Chapter 16
A Community of Tennessee Writers, Readers & Passersby

Trouble in Tammyland

Emily Arsenault sets her latest mystery in Nashville (sort of)

Emily Arsenault made a literary splash in 2009 with her first novel, The Broken Teaglass. Set in the editorial offices of a dictionary-publishing company, the story’s clever wordplay provides a fun counterpoint to the darkness of the central mystery. In 2011, Arsenault won praise with In Search of the Rose Notes, her second atypical mystery, in which friends must dig through their pasts—and their former interest in the paranormal—to learn how an old friend died. In her third novel, Miss Me When I’m Gone, Arsenault remains true to form, presenting an unconventional mystery in which book manuscripts offer clues to the past and country songs provide the background music.

The “detective” in Miss Me When I’m Gone is Jamie, a pregnant reporter in Massachusetts and the college buddy of bestselling author Gretchen Waters. The friendship has lasted over the years more out of habit—combined with Jamie’s hatred of good-byes—than true closeness, but when Gretchen falls to her death one night after a reading at a small-town library in neighboring New Hampshire, Jamie heads for the funeral, remembering a recent email that hinted at Gretchen’s unhappiness.

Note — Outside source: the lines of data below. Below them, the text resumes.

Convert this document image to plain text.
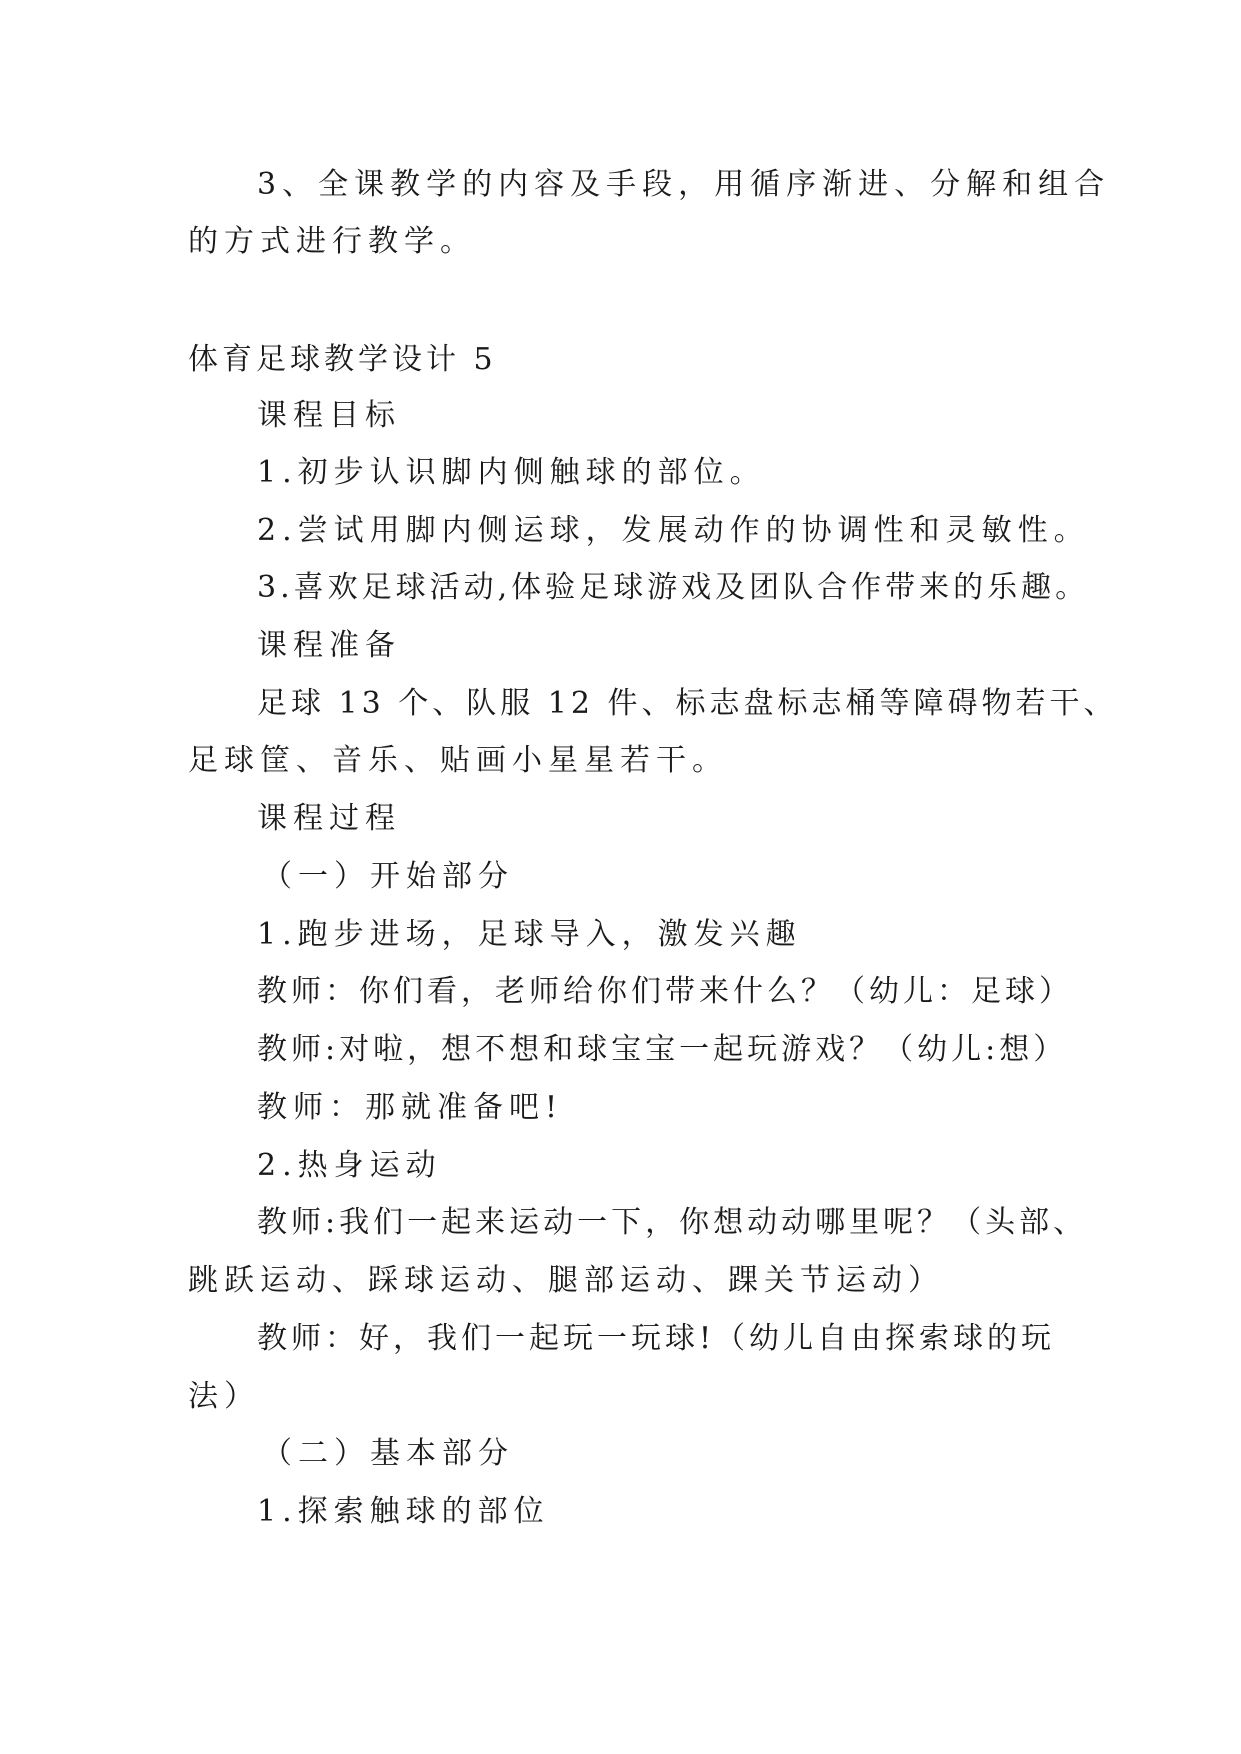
3、全课教学的内容及手段，用循序渐进、分解和组合
的方式进行教学。
体育足球教学设计 5
课程目标
1.初步认识脚内侧触球的部位。
2.尝试用脚内侧运球，发展动作的协调性和灵敏性。
3.喜欢足球活动,体验足球游戏及团队合作带来的乐趣。
课程准备
足球 13 个、队服 12 件、标志盘标志桶等障碍物若干、
足球筐、音乐、贴画小星星若干。
课程过程
（一）开始部分
1.跑步进场，足球导入，激发兴趣
教师：你们看，老师给你们带来什么？（幼儿：足球）
教师:对啦，想不想和球宝宝一起玩游戏？（幼儿:想）
教师：那就准备吧!
2.热身运动
教师:我们一起来运动一下，你想动动哪里呢？（头部、
跳跃运动、踩球运动、腿部运动、踝关节运动）
教师：好，我们一起玩一玩球!（幼儿自由探索球的玩
法）
（二）基本部分
1.探索触球的部位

Quicker than a Tennessee waltz, Jamie agrees to become Gretchen’s literary executor and begins to assemble the scattered drafts and notes for what was to have been her friend’s second book. In this jumble of words Jamie discovers what was driving Gretchen to write: memories of a troubled past only hinted at in their late-night gab fests during college.

The story within the mystery is Gretchen’s book, Tammyland, a memoir inspired by her love of country music. Miss Me When I’m Gone contains multiple excerpts of Tammyland, the story of Gretchen’s divorce and the solace she finds during a road trip to Nashville. Tammy Wynette, Loretta Lynn, Dolly Parton, and the Carter Family are the stars Gretchen admires, women who overcame adversity in their private lives and careers and whose songs chronicle the sorrow and loss understood by anyone with a broken heart. “There’s no glitter or sass with the Carter Family,” Gretchen observes in one Tammyland passage. “Since their material is primarily Appalachian folk songs, there is naturally a lot of suffering and death. And while many of those songs promise the comfort of a heaven beyond, many simply acknowledge life’s difficulties without attempting any reassurances. Life is hard.” And death, which takes Gretchen on a stone stairway in New Hampshire, isn’t any easier.

As the protagonist of a mystery, Jamie seems at first glance ill equipped. She has plenty of things besides a possibly suspicious death to worry about, being pregnant and underemployed principal among them. Her sleuthing is complicated by a husband who worries that she is getting involved in things that may be dangerous. He is, of course, correct, but the chance to immerse herself in her friend’s life blinds Jamie to the risk. As the story unfolds, it becomes obvious that these are all the classic elements of mysteries—Arsenault has simply created another version of the hero who must overcome personal flaws to bring the villain to account. Jamie is a modern Sam Spade, without the gun and hard-boiled slang.

In all of her work, Arsenault delves into the relationships on which the human world is built: husband-wife, mother-child, teacher-student, doctor-patient, and more. In the friendship of Jamie and Gretchen, she explores the way two people who are not all that much alike can be bound together, forming a lasting alliance. In their case, a shared attitude toward men is enough to forge a bond: “There seemed to be a silent understanding between us that guys and relationships were not to be discussed for great lengths of time or with too much emotional investment. We were smart, well-rounded young women who had a number of other things to talk about. A guy was rarely any more of a crisis than a cash-flow problem or a mid-term exam.” The fact that relationships with men lie at the heart of this mystery merely makes Jamie’s job more difficult, and provides Miss Me When I’m Gone with an ironic heart worthy of a country song.